Miró de reojo los azulejos talaveranos ya demodés, con sus medallas de
premiación, coronadas por la estrella azul de seis puntas, y continuó sin
detenerse, hasta desembocar en la gran Plaza, presidida por el Consistorio
neoplateresco.
-
¡Alicia!,
gritó una voz femenina conocida, desde el centro ajardinado del ágora.
Era lo que menos
deseaba la interpelada en aquellos momentos: encontrarse con una compañera de
trabajo. En cambio, a mí me va a venir muy bien pues, mientras las colegas
platican, tendré tiempo de contarles lo que los abogados denominan antecedentes
de hecho.
***
No me cabe duda de
que Alicia era, no solo la más interesante, sino la más inteligente de sus
hermanos. Todavía en el pueblo, había tenido una escolaridad muy provechosa y,
como vástago de una familia acomodada de propietarios, había podido
disfrutar del piano de las abuelas y de una selecta biblioteca de los abuelos;
en concreto, del materno quien, retornado de la guerra de Cuba con el mal
cronificado de la fiebre amarilla, había tenido que reemplazar la esteva por el
mostrador de la botica de Abadía.

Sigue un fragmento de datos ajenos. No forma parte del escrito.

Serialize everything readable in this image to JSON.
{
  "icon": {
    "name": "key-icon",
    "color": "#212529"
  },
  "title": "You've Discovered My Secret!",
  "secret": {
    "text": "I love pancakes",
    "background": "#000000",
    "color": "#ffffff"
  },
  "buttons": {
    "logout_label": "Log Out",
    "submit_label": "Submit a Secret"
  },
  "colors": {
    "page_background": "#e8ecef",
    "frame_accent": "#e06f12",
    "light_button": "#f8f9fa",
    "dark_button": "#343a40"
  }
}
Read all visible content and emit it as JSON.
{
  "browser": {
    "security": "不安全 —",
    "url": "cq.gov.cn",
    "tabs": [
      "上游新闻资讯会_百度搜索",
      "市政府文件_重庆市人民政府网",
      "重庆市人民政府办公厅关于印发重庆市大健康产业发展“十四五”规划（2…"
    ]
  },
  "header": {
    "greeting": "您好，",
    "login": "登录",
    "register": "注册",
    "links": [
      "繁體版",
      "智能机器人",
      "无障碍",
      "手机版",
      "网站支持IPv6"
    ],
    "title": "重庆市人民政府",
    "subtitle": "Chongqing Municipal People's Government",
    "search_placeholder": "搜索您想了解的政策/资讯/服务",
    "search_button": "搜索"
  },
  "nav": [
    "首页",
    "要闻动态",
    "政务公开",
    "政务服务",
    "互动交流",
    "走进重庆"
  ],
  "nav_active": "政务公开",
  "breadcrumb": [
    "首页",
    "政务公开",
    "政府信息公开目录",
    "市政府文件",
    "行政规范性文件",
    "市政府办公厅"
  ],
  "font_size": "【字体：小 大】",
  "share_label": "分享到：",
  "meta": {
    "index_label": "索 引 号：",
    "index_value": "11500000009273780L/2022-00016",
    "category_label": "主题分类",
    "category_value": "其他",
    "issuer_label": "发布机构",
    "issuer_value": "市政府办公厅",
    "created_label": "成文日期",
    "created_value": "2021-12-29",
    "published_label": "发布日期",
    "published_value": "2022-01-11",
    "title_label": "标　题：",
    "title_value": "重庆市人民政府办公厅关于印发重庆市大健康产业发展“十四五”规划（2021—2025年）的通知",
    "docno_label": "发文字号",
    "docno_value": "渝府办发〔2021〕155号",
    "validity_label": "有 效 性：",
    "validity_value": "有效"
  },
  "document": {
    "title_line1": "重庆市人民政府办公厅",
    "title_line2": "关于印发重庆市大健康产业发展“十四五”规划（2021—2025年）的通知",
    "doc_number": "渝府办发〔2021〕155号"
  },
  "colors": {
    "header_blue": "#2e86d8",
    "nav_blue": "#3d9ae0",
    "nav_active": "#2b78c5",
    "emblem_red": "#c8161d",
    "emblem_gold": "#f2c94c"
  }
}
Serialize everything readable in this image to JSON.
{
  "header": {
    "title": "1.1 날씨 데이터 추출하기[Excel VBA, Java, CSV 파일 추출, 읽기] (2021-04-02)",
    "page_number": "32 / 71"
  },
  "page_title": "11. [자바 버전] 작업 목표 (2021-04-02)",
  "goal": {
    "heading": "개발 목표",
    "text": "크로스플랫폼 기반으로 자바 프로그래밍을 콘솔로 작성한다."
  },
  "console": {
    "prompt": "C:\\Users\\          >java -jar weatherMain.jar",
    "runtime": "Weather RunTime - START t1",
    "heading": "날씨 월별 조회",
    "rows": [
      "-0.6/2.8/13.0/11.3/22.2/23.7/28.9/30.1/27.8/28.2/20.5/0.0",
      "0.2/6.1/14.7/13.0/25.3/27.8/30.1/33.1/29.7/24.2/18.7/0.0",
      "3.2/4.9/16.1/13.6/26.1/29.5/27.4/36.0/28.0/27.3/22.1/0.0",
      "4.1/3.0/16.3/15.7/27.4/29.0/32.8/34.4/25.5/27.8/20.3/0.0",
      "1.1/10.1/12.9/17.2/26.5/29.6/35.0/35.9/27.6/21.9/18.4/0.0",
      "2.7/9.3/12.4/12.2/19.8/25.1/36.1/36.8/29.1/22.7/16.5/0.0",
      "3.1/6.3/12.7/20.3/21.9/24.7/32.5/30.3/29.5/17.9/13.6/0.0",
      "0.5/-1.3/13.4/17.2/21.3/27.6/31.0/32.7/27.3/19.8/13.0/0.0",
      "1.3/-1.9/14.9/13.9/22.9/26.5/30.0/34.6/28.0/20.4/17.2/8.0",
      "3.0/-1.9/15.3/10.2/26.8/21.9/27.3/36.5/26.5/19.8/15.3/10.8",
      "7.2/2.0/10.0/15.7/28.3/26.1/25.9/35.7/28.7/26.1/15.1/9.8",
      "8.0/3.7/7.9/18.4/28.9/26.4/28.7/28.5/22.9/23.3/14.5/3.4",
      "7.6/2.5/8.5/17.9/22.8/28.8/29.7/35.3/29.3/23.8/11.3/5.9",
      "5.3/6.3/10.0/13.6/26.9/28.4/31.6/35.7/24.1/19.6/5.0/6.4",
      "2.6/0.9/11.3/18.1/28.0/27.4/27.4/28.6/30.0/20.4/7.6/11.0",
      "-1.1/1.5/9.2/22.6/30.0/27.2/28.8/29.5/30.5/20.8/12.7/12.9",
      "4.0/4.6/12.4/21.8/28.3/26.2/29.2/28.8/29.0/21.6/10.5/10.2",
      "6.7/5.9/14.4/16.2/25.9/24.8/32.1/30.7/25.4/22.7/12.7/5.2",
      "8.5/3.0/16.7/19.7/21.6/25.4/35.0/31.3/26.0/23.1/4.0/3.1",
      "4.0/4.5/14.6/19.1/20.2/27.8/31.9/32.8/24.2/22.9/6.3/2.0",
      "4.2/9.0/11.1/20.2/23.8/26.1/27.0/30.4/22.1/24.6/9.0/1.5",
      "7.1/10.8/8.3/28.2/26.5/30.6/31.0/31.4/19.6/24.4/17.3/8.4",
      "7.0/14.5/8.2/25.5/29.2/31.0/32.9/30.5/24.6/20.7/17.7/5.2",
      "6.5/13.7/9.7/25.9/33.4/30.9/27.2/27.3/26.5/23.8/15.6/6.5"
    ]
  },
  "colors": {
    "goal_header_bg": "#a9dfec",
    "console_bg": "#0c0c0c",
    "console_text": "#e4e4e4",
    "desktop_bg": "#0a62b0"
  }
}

Cuando el riñón o el hígado le hacían crisis,
no tenía más remedio que reposar en cama o en la mecedora de la sala, con la
amigable compañía de un libro. Su nieta le había heredado la afición y hasta
las predilecciones:
-
Alicita,
no lo olvides: como poeta, Rubén es el más grande. Entre los prosistas, la cosa
está más discutida, pero yo me inclino por Valle Inclán.
De modo que
cuando, quinceañera o poco más, la moza siguió a sus padres hasta Castellar, no
solo había crecido en edad, estatura y gracia, sino que era poseedora de
una buena cultura y de aficiones literarias y musicales. Era buen punto de
partida para otras aspiraciones, las que cortó en agraz su enérgico progenitor
el día que la sorprendió escribiendo poemas con su cuidada caligrafía, en un
cuaderno intitulado Los cisnes del Frondor:
-
Me
dicen en la academia que has adelantado mucho con la mecanografía y el francés;
así que ya va siendo hora de que te coloques y vayas progresando, que para eso
nos vinimos del pueblo.
Se colocó de
oficinista en los “Laboratorios del Doctor Egea”, cuya farmacia residual
acabamos de ver en la calle de San Pedro. Cuando Alicia entró a trabajar, hacia
1928, era todavía una empresa fuerte, que la segunda generación de Egeas
dirigía con profesionalidad y tino. Integrante de la tercera, Carolina Egea se
dejaba caer por la sede, más por aburrimiento que por interés. Era bastante
mayor que Alicia, con la que pronto hizo buenas migas, gracias a su común
afición musical. Estaba casada con un abogado de familia oriunda de Sevilla,
Don Alejo Lontananzas, de cuyo padre se decía que había tenido que salir por
pies de la ciudad hispalense, tras un duelo sangriento de motivación política.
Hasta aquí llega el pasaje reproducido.